Prepare a rimmed baking sheet by lining it with parchment paper and placing a wire rack inside the pan to hold the tenderloins. This is my normal set-up but I have improvised with thick slices of onion when I had to. Come clean-up time you will hate yourself if you don't use parchment paper.

Start with two 1-1/4 to 1-1/2 pound pork tenderloins; either natural or enhanced (injected with a salty solution).

  Prepare your tenderloins by tucking the tapered ends under making the diameter of the whole tenderloin as even as possible.

Using kitchen twine, tie each tenderloin at intervals so the tenderloins will hold their shape.

Who can say 'no' to a glaze that contain all of these yummy ingredients?

Mix up the maple syrup mixture in a two cup measuring cup.

Instead of a normal flour dredge, Cook's Illustrated experimented with several combinations and found that a cornstarch based mixture helped the glaze stick more readily to the tenderloin.

If the tenderloins don't fit in the skillet initially, let their ends curve towards each other; the meat will eventually shrink as it cooks.

After browning on all sides place the tenderloins on the prepared baking sheet or pan with your make-shift rack

With the extra fat poured off, add the syrup mixture to the skillet and cook, scraping up the fond, until the mixture is reduced to 1/2 cup.

Reserve two Tbsp. of the glaze in a small bowl and set aside

Using the remaining glaze brush each tenderloin with about 1 Tbsp. of the glaze.

 Roast until an instant-read thermometer registers 130° Fahrenheit. Brush each tenderloin with another Tbsp. of the glaze and resume roasting.

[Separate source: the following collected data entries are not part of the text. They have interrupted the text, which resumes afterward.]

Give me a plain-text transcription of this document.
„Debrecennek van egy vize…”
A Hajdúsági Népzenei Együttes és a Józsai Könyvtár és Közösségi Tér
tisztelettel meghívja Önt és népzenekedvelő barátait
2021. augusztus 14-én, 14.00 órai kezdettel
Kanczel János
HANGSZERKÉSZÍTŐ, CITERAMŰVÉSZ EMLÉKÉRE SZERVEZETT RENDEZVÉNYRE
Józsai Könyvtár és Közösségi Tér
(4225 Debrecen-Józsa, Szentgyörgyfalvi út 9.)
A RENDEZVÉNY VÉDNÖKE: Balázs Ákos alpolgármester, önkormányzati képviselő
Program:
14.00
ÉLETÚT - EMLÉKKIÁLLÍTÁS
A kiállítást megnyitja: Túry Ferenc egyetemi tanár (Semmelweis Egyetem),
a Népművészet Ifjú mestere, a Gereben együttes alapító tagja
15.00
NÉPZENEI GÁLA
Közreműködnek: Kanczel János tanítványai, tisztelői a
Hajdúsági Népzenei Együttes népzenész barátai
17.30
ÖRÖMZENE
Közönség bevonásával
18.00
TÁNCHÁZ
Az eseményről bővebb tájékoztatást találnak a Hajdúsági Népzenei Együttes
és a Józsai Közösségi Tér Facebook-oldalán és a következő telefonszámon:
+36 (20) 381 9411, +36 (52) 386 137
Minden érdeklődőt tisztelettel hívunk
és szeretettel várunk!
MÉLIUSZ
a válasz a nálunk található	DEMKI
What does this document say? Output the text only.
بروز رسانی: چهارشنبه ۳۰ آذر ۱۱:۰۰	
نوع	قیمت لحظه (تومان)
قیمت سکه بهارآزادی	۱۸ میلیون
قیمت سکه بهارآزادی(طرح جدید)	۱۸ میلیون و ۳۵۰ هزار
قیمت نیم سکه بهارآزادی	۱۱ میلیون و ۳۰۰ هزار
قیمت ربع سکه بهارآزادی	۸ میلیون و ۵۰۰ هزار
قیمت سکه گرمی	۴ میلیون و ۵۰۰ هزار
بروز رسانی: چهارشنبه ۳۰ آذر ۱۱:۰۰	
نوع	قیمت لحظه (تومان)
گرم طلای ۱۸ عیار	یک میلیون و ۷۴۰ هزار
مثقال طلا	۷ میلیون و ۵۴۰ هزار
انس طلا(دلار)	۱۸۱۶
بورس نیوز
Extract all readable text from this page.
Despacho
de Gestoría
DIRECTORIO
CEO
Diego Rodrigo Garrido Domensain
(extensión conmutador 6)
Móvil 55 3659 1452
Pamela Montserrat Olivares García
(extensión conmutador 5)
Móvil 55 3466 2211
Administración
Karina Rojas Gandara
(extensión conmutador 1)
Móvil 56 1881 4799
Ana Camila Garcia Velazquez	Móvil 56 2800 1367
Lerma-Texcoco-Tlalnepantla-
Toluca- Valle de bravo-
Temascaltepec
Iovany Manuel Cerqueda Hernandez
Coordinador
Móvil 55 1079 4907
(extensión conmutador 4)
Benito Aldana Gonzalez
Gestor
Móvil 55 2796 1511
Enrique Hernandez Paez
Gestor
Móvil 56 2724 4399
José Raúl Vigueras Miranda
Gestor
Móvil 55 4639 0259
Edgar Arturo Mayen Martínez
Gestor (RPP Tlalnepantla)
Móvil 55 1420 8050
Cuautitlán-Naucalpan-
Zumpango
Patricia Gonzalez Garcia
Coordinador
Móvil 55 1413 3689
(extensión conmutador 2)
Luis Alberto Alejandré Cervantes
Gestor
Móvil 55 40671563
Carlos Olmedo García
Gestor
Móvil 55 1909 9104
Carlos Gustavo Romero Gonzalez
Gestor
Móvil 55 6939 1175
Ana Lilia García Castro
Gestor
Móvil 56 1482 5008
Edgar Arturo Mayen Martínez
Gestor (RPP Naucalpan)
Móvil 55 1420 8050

Continue to roast until an instant-read thermometer registers 135° to 140° Fahreneit. Remove the tenderloins from the oven .

While the tenderloins are resting, add the whole grain mustard, the remaining maple syrup, and any left-over glaze to the reserved glaze. Glaze the tenderloins one last time prior to slicing and serving. You can use any left over as a dipping sauce.

We serve this pork with some sort of sweet potato dish on the side.

Maple Glazed Pork Tenderloin
Serves 6
Adapted from the May-June 2009 issue of Cook's Illustrated magazine

3/4 cup maple syrup, divided
1/4 cup light or mild molasses
2 Tbsp. bourbon or brandy
1/8 tsp. ground cinnamon
Pinch ground cloves
1/4 cup cornstarch
2 Tbsp granulated sugar
1/2 Tbsp. table salt
2 tsp. ground black pepper
2 pork tenderloins (1-1/4 to 1-1/2 pounds each)
2 Tbsp vegetable oil
1 Tbsp whole-grain mustard

Adjust oven rack to middle position and pre-heat oven to 375° Fahrenheit. Prepare a rimmed baking sheet by lining with parchment paper and a wire rack. In a 2 cup liquid measuring cup combine 1/2 cup of the syrup, the molasses, bourbon, cinnamon and cloves; set aside. In a small mixing bowl, whisk together the cornstarch, sugar, salt and black pepper. Spread out on a rimmed platter or baking sheet.

Prepare tenderloins by trussing, at two inch intervals, with kitchen twine. Pat dry with paper towels then roll each tenderloin in the cornstarch mixture until evenly coated on each side. Pat off excess cornstarch mixture.

In a 12" skillet, heat oil over medium-high heat until just smoking.  Reduce heat to medium and place tenderloins in skillet at least 1 inch apart.  Brown on all sides, 8 to 12 minutes. Transfer the browned tenderloins to the prepared baking rack.

Drain off any excess fat in the skillet and return to medium heat.  Add syrup mixture to the skillet, scraping up the fond with a wooden spoon. Cook until reduced to 1/2 cup. Transfer 2 Tbsp. of the mixture to a separate dish and set aside.  With the remaining glaze brush 1 Tbsp. on each tenderloin.

Roast until an insta-read thermometer reads 130° Fahrenheit, anywhere from 12 to 20 minutes.  Brush each tenderloin with more glaze and return to oven and roast until an insta-read  thermometer reads 135° to 140° Fahrenheit, about 2 to 4 minutes longer. Remove the tenderloins to a cutting board. Glaze again and allow the tenderloins to rest for 10 minutes.

Stir the remaining 1/4 cup maple syrup, the mustard, and any leftover glaze into the reserved 2 Tbsp. glaze.  Brush each tenderloin with 1 Tbsp. of the mustard glaze.  Slice pork in 1/4 inch slices and serve with any leftover glaze.